Помню, когда я первый раз питчила текст, то озвучила, что мой жанр «академическая трагедия», что хотите, то и делайте с этим (смеётся). Такого жанра нет, но я его придумала. И попробуй ещё объяснить, почему академическая и почему трагедия. На этом же питчинге я также пыталась что-то объяснить про жанр. Говорю, вот у меня там есть и поток сознания, и young adult, и многое другое. И мне сказали забыть про young adult, потому что у меня там, вообще-то, есть самоубийство. А самоубийство – это 18+ на обложке.
При этом я считаю, что у меня есть одна-две главы, которые подходят под это определение – прежде всего глава Кристины. Любовь, общага, романтика, нравлюсь я ему или нет… Я писала Кристину под такую эстетику, скажем так. Можно ли отнести к young adult таких персонажей, как Алёша и Женя – не знаю. Насколько в young adult раскрывается тематика учёбы? У Жени, например, ничего, кроме этой учёбы, и нет. А Лёшина история скорее про семью. Это куда-то в сторону от young adult.
Но ведь young adult не значит что-то сниженное. Это просто про героя определённого возраста с проблематикой этого возраста. Поэтому, если ты пишешь что-то, где есть молодые персонажи, это проще всего назвать young adult. При этом как будто появляется какой-то дополнительный не очень хороший оттенок. Но я не считаю это проблемой.
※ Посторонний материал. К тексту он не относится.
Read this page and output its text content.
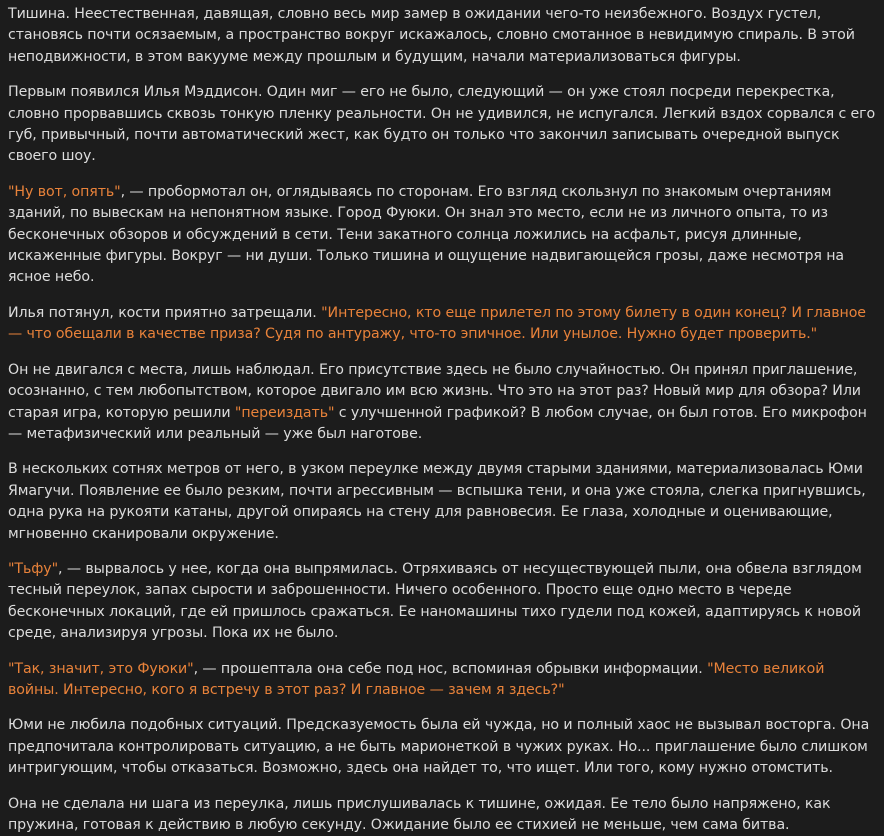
Тишина. Неестественная, давящая, словно весь мир замер в ожидании чего-то неизбежного. Воздух густел, становясь почти осязаемым, а пространство вокруг искажалось, словно смотанное в невидимую спираль. В этой неподвижности, в этом вакууме между прошлым и будущим, начали материализоваться фигуры.

Первым появился Илья Мэддисон. Один миг — его не было, следующий — он уже стоял посреди перекрестка, словно прорвавшись сквозь тонкую пленку реальности. Он не удивился, не испугался. Легкий вздох сорвался с его губ, привычный, почти автоматический жест, как будто он только что закончил записывать очередной выпуск своего шоу.

"Ну вот, опять", — пробормотал он, оглядываясь по сторонам. Его взгляд скользнул по знакомым очертаниям зданий, по вывескам на непонятном языке. Город Фуюки. Он знал это место, если не из личного опыта, то из бесконечных обзоров и обсуждений в сети. Тени закатного солнца ложились на асфальт, рисуя длинные, искаженные фигуры. Вокруг — ни души. Только тишина и ощущение надвигающейся грозы, даже несмотря на ясное небо.

Илья потянул, кости приятно затрещали. "Интересно, кто еще прилетел по этому билету в один конец? И главное — что обещали в качестве приза? Судя по антуражу, что-то эпичное. Или унылое. Нужно будет проверить."

Он не двигался с места, лишь наблюдал. Его присутствие здесь не было случайностью. Он принял приглашение, осознанно, с тем любопытством, которое двигало им всю жизнь. Что это на этот раз? Новый мир для обзора? Или старая игра, которую решили "переиздать" с улучшенной графикой? В любом случае, он был готов. Его микрофон — метафизический или реальный — уже был наготове.

В нескольких сотнях метров от него, в узком переулке между двумя старыми зданиями, материализовалась Юми Ямагучи. Появление ее было резким, почти агрессивным — вспышка тени, и она уже стояла, слегка пригнувшись, одна рука на рукояти катаны, другой опираясь на стену для равновесия. Ее глаза, холодные и оценивающие, мгновенно сканировали окружение.

"Тьфу", — вырвалось у нее, когда она выпрямилась. Отряхиваясь от несуществующей пыли, она обвела взглядом тесный переулок, запах сырости и заброшенности. Ничего особенного. Просто еще одно место в череде бесконечных локаций, где ей пришлось сражаться. Ее наномашины тихо гудели под кожей, адаптируясь к новой среде, анализируя угрозы. Пока их не было.

"Так, значит, это Фуюки", — прошептала она себе под нос, вспоминая обрывки информации. "Место великой войны. Интересно, кого я встречу в этот раз? И главное — зачем я здесь?"

Юми не любила подобных ситуаций. Предсказуемость была ей чужда, но и полный хаос не вызывал восторга. Она предпочитала контролировать ситуацию, а не быть марионеткой в чужих руках. Но... приглашение было слишком интригующим, чтобы отказаться. Возможно, здесь она найдет то, что ищет. Или того, кому нужно отомстить.

Она не сделала ни шага из переулка, лишь прислушивалась к тишине, ожидая. Ее тело было напряжено, как пружина, готовая к действию в любую секунду. Ожидание было ее стихией не меньше, чем сама битва.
Университетский роман – тоже сложная штука, потому что у него есть определённое восприятие, что это роман о мужчине 50+, кампусном учёном, которого бросила жена, и который крутит романы со студентками или аспирантками. И у героя обычно сложная жизнь, и он, скорее всего, пьёт. И пишет научные работы по Джойсу. Есть сложившийся канон университетского романа и насколько в него вписываюсь я – не знаю.
Пока «Протагонист» ещё не вышел, помню, был прекрасный пост на дзене: «Новая криминальная история от известного автора детективных романов А. Володиной». И я такая – да ладно? Я видела такие определения «Протагониста» как «герметичный детектив», «кампусный детектив», «университетский роман», «триллер», «психологический триллер», «постмодернистский триллер», «постмодернистский роман»…
В целом мне нравится слово «триллер», но в значении какого-то саспенса, а не в значении быстрой смены кадров, нападений и криминала. То есть, психологический триллер – да, но опять же, смотря кто и что под этим будет подразумевать. Меня сложно запихнуть в какой-то жанр, потому что то и дело какие-то уши откуда-то торчат.
Но тем не менее мы можем сказать, что обе твои книги – об изнанке студенчества и учительства в России, чтобы как-то определить их в широкую тему для тех, кто совсем не знаком с твоим творчеством. И интересно, собираешься ли ты уходить от этой специфики. Теперь, когда ты уволилась из университета, возможно, тебя начинают волновать другие темы?
В целом, да, я хочу с этой темой попрощаться. Но будет ещё кое-что. Последнее слово для трилогии.
Также у меня уже есть намётки, кусок нового текста, который никак не связан с преподаванием, университетами, школами – ни с чем таким. И там вообще другая локация, может, даже более сложная для меня, потому что более герметичная. И да, можно сказать, что там тоже будет что-то типа триллера, триллера в своей голове.